Görgü ve bİlgİ olmadan lezzet yaratIlmaz
Kuum’da bir süre ikoncanlar ve kırolar koyunu seyrettikten sonra ver elini Gündoğan’daki Hotel İstanbul Palace. Sabah daha gazetede ikon basketçilerimizden İbrahim Kutluay’ın orada olduğunu öğenmiştim. Kuum Otel’de nebzesini gördüğüm kumun âlâsını burada buldum. Otelin deniz kenarında bulunan lokantadaki masa düzeninden iyi bir şeyler bulacağımı hissettim. Küçük mezelerle başlayan bol çeşinili bir akşam yemeği degustasyonu ile keyiflendim. Ciddi bir akşam yemeği mekanı olduğu için zengin bir mezeler geçidine tanık oldum. En çok dikkatimi yoğurtlu kabak julienne çekti. Genelde monoton bir dokusu olan bu çeşit, irili ufaklı ceviz parçaları ile canlanmıştı. Sade, lezzet ve doku dengesi mükemmel bir tat... Bir de ders aldım. Lezzetinin sırrını buranın şefi Faruk Tanyıldız “Sarımsağı ince doğrayıp kabakla az sote ederek ekledim. Böylelikle ince bir sarımsak tadı alırken kabağın lezzeti de yok edilmiyor” şeklinde anlattı. Yani baharatın ana lezzetten sahne çalmasına müsaade etmemişti şef. Bu her lezzet için geçerlidir. Baharat aksesuardır. Görevi, olduğu yeri öne çıkaracak şekilde kullanılmasıdır. Buranın işletmecisi Serdar Gezgin’in seçtiği Kayra’nın Terra serisinden Pinot Grigio beyaz şarapla da uyumlu. Deniz börülceli ahtapot da ilginç bir yorumdu. O gece tereyağlı közde patlıcanı yoğurtlayıp “patlıcan mantısı olarak” isimlendirererek bir ilke de imza attık, hep birlikte. Ana yemek olarak kremalı sos sevenlere bonfile ızgarayı lezzetli sosuyla beraber tavsiye ederim.

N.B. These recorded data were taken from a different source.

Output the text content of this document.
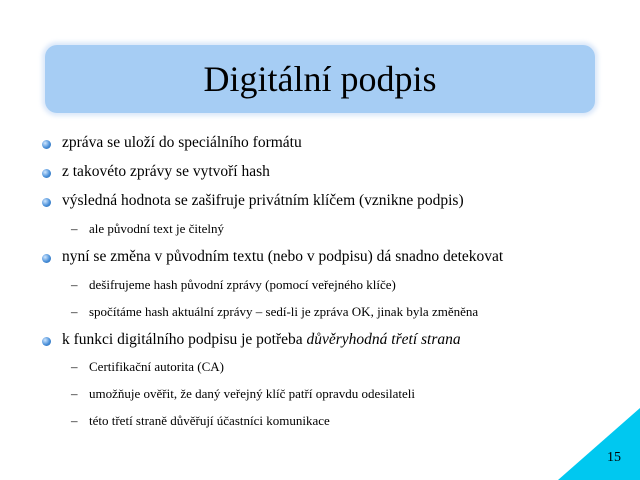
Digitální podpis
zpráva se uloží do speciálního formátu
z takovéto zprávy se vytvoří hash
výsledná hodnota se zašifruje privátním klíčem (vznikne podpis)
– ale původní text je čitelný
nyní se změna v původním textu (nebo v podpisu) dá snadno detekovat
– dešifrujeme hash původní zprávy (pomocí veřejného klíče)
– spočítáme hash aktuální zprávy – sedí-li je zpráva OK, jinak byla změněna
k funkci digitálního podpisu je potřeba důvěryhodná třetí strana
– Certifikační autorita (CA)
– umožňuje ověřit, že daný veřejný klíč patří opravdu odesilateli
– této třetí straně důvěřují účastníci komunikace
15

Biraz da ukalalık... Köşenin adı gurme de olsa sadece tüketime yönelik bir yaklaşımda olamam. Halkımız farklı ve fantazi yemeklere düşkün. Elbette yeni lezzetler yaratmak kabiliyetli şeflerin dürtüsüdür. Hele düyanın bu konu da git gide iddialaştığı bir dönemde. Bizim özellikle alaylı aşçılarımız, kebapçı da esnaf lokantlarında yetişmiş aşçılarımız, lezzeti çözmüş insanlardır. Genç aşçılarımıza bu kişilerden feyz almalarını öneririm. Sonrası ise görgü işi. Görgü ve bilgi olmadan lezzet yaratmak, örgü bilmeden örgü örmeye, tıp okumadan cerrah olmaya kalkmak kadar abestir. Bu iki mekan aşçılarının ve yöneticlerinin profesyonelliği sayesinde düzgün ve sağlam bir gastromi oturtmuş. Serdar Gezgin ile İrfan Kuriş özetle aşçılarına kıro taleplere teslim olmamaları hususunda destek olmuş. Yöneticiler veya işletmeciler şeflerimiz kadar gastronomi dünyamızdan sorumludurlar, bu önemle gözetilmeli.